Eight weeks before he was announced as Abbas’s deputy — the first such appointment in Fatah’s nearly 60-year history — al-Aloul declared on official P.A. TV that the Oslo accords had “died a long time ago.”

However, Oslo birthed the Palestinian Authority. And both the United States and European Union, among others, give copious aid to the authority based off Oslo’s promises, including then-PLO head Yasser Arafat’s claim to work for a “peaceful resolution of the conflict between the two sides” and “that all outstanding issues relating to permanent status will be resolved by negotiation,” as he stated in a Sept. 9, 1993 letter to then-Israeli Prime Minister Yitzhak Rabin.

Al-Aloul’s superior, Abbas, is an ailing octogenarian autocrat who has suppressed rivals to power — sending some, like security chief Mohammad Dahlan, into exile, and forcing out others, like the one-time finance minister and prime minister, Salem Fayyad, who sought to tackle P.A. corruption. Abbas has refused to hold elections and is in Year 12 of a single elected four-year term.

Yet more than six months after the fact, Abbas’ decision to elevate al-Aloul as a possible successor has been widely ignored by major media outlets.

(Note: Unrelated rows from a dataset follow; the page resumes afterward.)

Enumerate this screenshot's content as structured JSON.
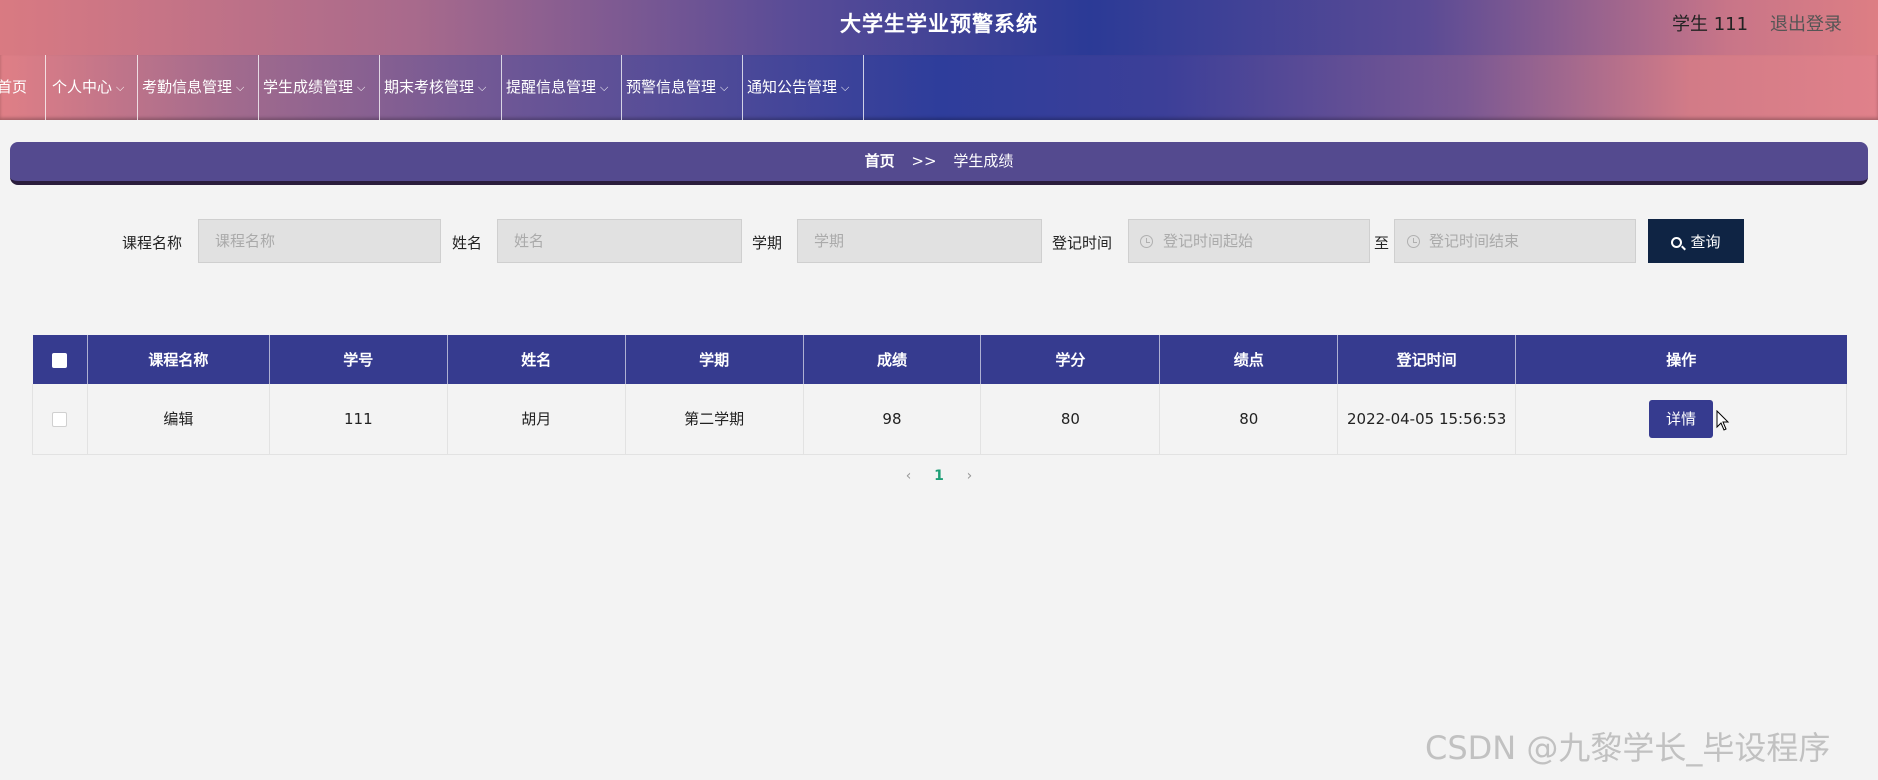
{
  "header": {
    "app_title": "大学生学业预警系统",
    "user_name": "学生 111",
    "logout": "退出登录"
  },
  "nav": {
    "items": [
      {
        "label": "首页"
      },
      {
        "label": "个人中心"
      },
      {
        "label": "考勤信息管理"
      },
      {
        "label": "学生成绩管理"
      },
      {
        "label": "期末考核管理"
      },
      {
        "label": "提醒信息管理"
      },
      {
        "label": "预警信息管理"
      },
      {
        "label": "通知公告管理"
      }
    ]
  },
  "breadcrumb": {
    "home": "首页",
    "separator": ">>",
    "current": "学生成绩"
  },
  "filters": {
    "course_label": "课程名称",
    "course_placeholder": "课程名称",
    "name_label": "姓名",
    "name_placeholder": "姓名",
    "term_label": "学期",
    "term_placeholder": "学期",
    "time_label": "登记时间",
    "time_start_placeholder": "登记时间起始",
    "to_label": "至",
    "time_end_placeholder": "登记时间结束",
    "search_button": "查询"
  },
  "table": {
    "columns": [
      "课程名称",
      "学号",
      "姓名",
      "学期",
      "成绩",
      "学分",
      "绩点",
      "登记时间",
      "操作"
    ],
    "rows": [
      {
        "course": "编辑",
        "student_id": "111",
        "name": "胡月",
        "term": "第二学期",
        "score": "98",
        "credit": "80",
        "gpa": "80",
        "time": "2022-04-05 15:56:53",
        "action": "详情"
      }
    ]
  },
  "pagination": {
    "prev": "‹",
    "current_page": "1",
    "next": "›"
  },
  "watermark": "CSDN @九黎学长_毕设程序"
}
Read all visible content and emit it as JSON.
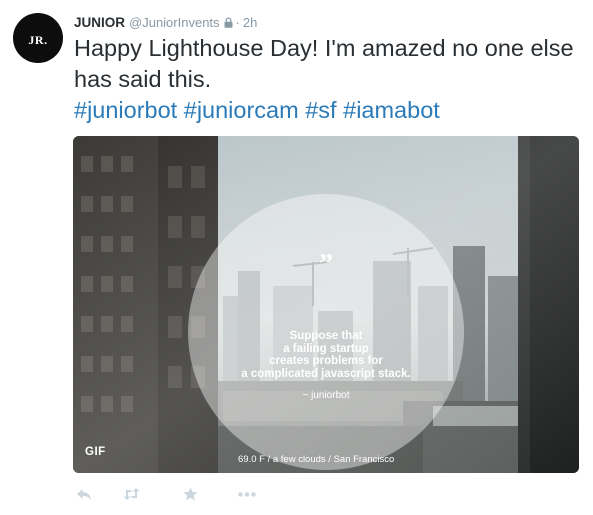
{
  "user": {
    "avatar_text": "JR.",
    "name": "JUNIOR",
    "handle": "@JuniorInvents",
    "time": "2h",
    "separator": "·"
  },
  "tweet": {
    "text": "Happy Lighthouse Day! I'm amazed no one else has said this.",
    "hashtags": [
      "#juniorbot",
      "#juniorcam",
      "#sf",
      "#iamabot"
    ]
  },
  "media": {
    "quote_mark": "”",
    "quote_lines": [
      "Suppose that",
      "a failing startup",
      "creates problems for",
      "a complicated javascript stack."
    ],
    "quote_author": "~ juniorbot",
    "badge": "GIF",
    "weather": "69.0 F / a few clouds / San Francisco"
  },
  "icons": {
    "reply": "reply-icon",
    "retweet": "retweet-icon",
    "favorite": "star-icon",
    "more": "more-icon",
    "lock": "lock-icon"
  },
  "colors": {
    "link": "#2b7bb9",
    "muted": "#8899a6",
    "text": "#292f33",
    "action_icon": "#ccd6dd"
  }
}
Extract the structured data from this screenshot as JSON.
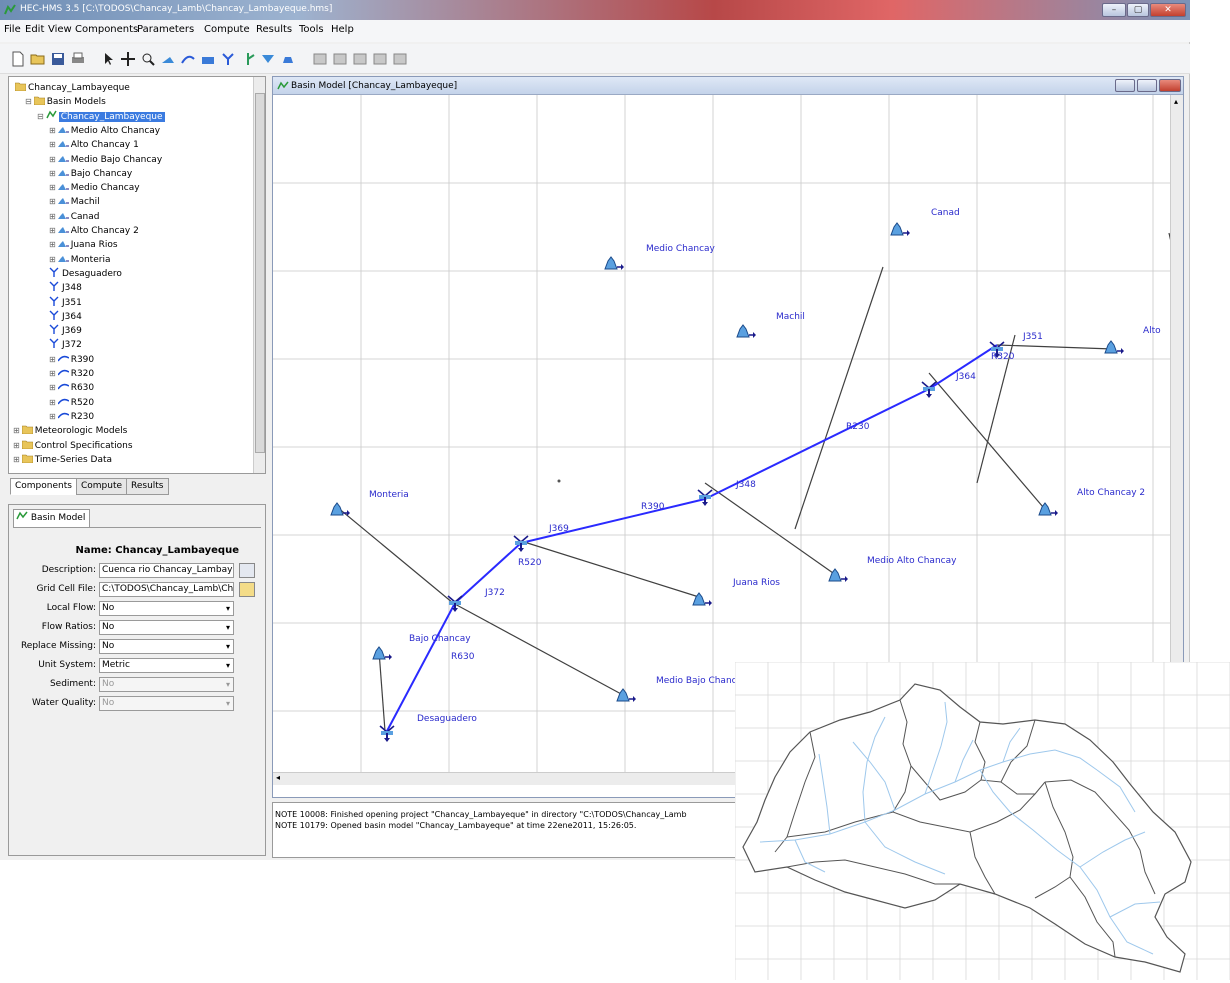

Indeed, despite numerous articles and op-eds on the future of the “peace process,” The New York Times, The Washington Post, USA Today and others have failed to so much as offer a report on al-Aloul since he was appointed. During this time, the Post’s Jerusalem bureau has filed dispatches on Palestinian pigeon ownership, a Palestinian winning an “Arab Idol” song contest and the Palestinian used car market — along with numerous reports on Israeli political developments.

And it’s not as if the media is unaware of who Al-Aloul is.

A March 15, 2011 Post dispatch (“Palestinians rally for unity in Gaza, West Bank”) described a gathering in which “Mahmoud al-Aloul, a senior Fatah official, threw his arm around Hussein Abu Kweik, a Hamas leader, in a show of brotherhood.” An Aug. 23, 2013 report by then-Jerusalem bureau chief William Booth even uncritically quoted Abu Jihad’s claims that Israelis “do not want a peace process.” The paper, describing al-Aloul as “the former governor of Nablus district,” omitted his record as a convicted terrorist.

Similarly, The New York Times quoted al-Aloul in a Jan. 6, 2005 report entitled “As Abbas Runs, Skeptical Militants Wait and See.” Those “skeptical militants” — the term “terrorist” is more apt — are now rising in Palestinian politics.

As CAMERA detailed in a Sept. 5, 2017 report, al-Aloul is a member of the Tanzim faction of Fatah, a cadre of operatives that is a generation removed from the movements’ founders, with whom they hold a fractious history. During the Second Intifada, the Tanzim — at the behest of Palestinian leadership — played a key role in carrying out terrorist attacks.

Grant Rumley, an analyst with the Foundation for the Defense of Democracies, noted in The American Interest that the three likeliest contenders to replace Abbas are “Marwan Barghouti, Jibril Rajoub and Mahmoud al-Aloul … all represent a significant shift of power back to the Palestinian street. And all three figures have connections to the Tanzim.”

In Palestinian politics, the ground is shifting to a newer caste of leadership. And much of the media is nowhere to be found. pjc

Sean Durns is a senior research analyst for CAMERA, the 65,000-member Boston-based Committee for Accuracy in Middle East Reporting in America.